Unlike a national election, mayoral elections allow the press and the public to focus their attention on the few constituencies where the races are taking place (three on April 28), which in turn serves to concentrate both the excitement and the scrutiny.
At the national level too much of the voting takes place simply across partisan party lines, with no one paying any attention to the candidates or their manifestos. Typically, the only consideration is the party identity of the candidate, and people cast their vote based on this one criterion.
A mayoral election provides us with a chance to really cast our vote based on the merits of the individual candidate and on what policies he or she might advance if elected to office. To be sure, there will be plenty of voters who will not look beyond the party affiliation (or, to be precise, support, as the election is meant to be a non-party affair) of each candidate, and vote based on that.
But the two Dhaka mayoral races also give us an opportunity to look at the merits, and see who we think would make the best mayor, regardless of party affiliation. It is an opportunity to listen objectively to what each candidate has to say and to make a judgement based on that.
It is for this reason that we at the Dhaka Tribune have teamed up with ATN News and the Institute of Infomatics and Development (IID) to bring the people of Dhaka two televised mayoral candidate debates, one for Dhaka South and one for Dhaka North.
In the upcoming elections nothing is more important that ensuring that the candidates get a chance to make their voices heard and that the voters get a chance to interact with the candidates and size them up for themselves.
The key to a good election is informed participation. Even a fully participatory election is of no use unless the voters have the opportunity to inform themselves about the candidates seeking their vote and are able to make a considered and informed choice.
There is no better forum for communicating this information than a debate between the candidates, that is broadcast on television to the voting public.

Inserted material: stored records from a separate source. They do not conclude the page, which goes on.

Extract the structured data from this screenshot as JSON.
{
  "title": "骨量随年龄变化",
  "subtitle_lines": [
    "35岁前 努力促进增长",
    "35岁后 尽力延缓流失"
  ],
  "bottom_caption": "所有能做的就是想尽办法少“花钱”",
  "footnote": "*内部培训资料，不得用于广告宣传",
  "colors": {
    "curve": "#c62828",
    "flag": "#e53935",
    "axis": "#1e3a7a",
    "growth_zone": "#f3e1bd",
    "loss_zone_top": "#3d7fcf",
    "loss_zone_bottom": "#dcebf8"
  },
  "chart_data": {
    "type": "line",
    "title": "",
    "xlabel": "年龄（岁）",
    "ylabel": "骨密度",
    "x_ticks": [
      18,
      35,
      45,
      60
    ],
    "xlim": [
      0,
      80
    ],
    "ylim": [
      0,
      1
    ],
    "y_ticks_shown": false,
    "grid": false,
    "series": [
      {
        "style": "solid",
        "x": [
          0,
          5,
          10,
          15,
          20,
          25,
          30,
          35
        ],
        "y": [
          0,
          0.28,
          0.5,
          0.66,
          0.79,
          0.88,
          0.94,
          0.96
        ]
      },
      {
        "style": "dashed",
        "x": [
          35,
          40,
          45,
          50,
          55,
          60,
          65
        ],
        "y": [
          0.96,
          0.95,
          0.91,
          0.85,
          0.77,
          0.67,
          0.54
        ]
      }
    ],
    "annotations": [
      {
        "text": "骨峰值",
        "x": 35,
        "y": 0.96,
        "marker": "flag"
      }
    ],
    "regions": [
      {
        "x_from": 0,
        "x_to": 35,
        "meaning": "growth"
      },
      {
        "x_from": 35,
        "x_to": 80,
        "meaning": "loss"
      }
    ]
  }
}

We have seen in other countries (the presidential debates in the US come to mind) that the election debates are a crucial component of the election landscape, and that it is unthinkable to hold an election without the candidates braving both one another as well as the television audience, so that the voters can take a long, hard look at them and determine for themselves how the candidates stack up against one another.
With this debate, we hope that we not only will provide a needed service for the voters in the upcoming Dhaka city corporation elections, but that we can kick-start a culture of televised debates in which future candidates will have no option but to face off against one another and will have to make their case to the public in order to be elected.
Regular pre-election debates would transform the political landscape of the country by ensuring that candidates seeking our votes have to come into the spotlight and would be forced to justify to the voters why they deserve our vote.
With hundreds of thousands if not millions of voters tuning in, there is nowhere to hide. Nothing will expose a weak candidate or a showcase the merits of a strong one better than an hour and a half in open debate in front of a closely watching electorate.
It is under the glare of the studio spotlight that we will learn who has the right stuff and who is fit to lead this city. At the end of ninety minutes even the most adept politician is stripped bare of pretence and posturing and left clothed in nothing more than his or her fitness for office.
We hope you will all join us for our historic Meet Dhaka debates, which will be broadcast on ATN News from 9-11pm, on April 21 for Dhaka South and April 23 for Dhaka North.
It will remain your best chance to learn what each candidate stands for and what each candidate is made of. We shouldn’t assume that we already know who will make the best mayor until and unless we see what they have to say for themselves and how they cope with the pressure of facing the voters without intermediaries.
It promises to be must-see television and I can think of no better way to spend two hours in the run-up to the elections. Not only will these debates play a crucial role in determining who our next mayor will be, they can also provide a template for how campaigns are run and our leaders are chosen in the future.
Don’t miss it. You’ll want to be there the night that Bangladeshi politics comes of age.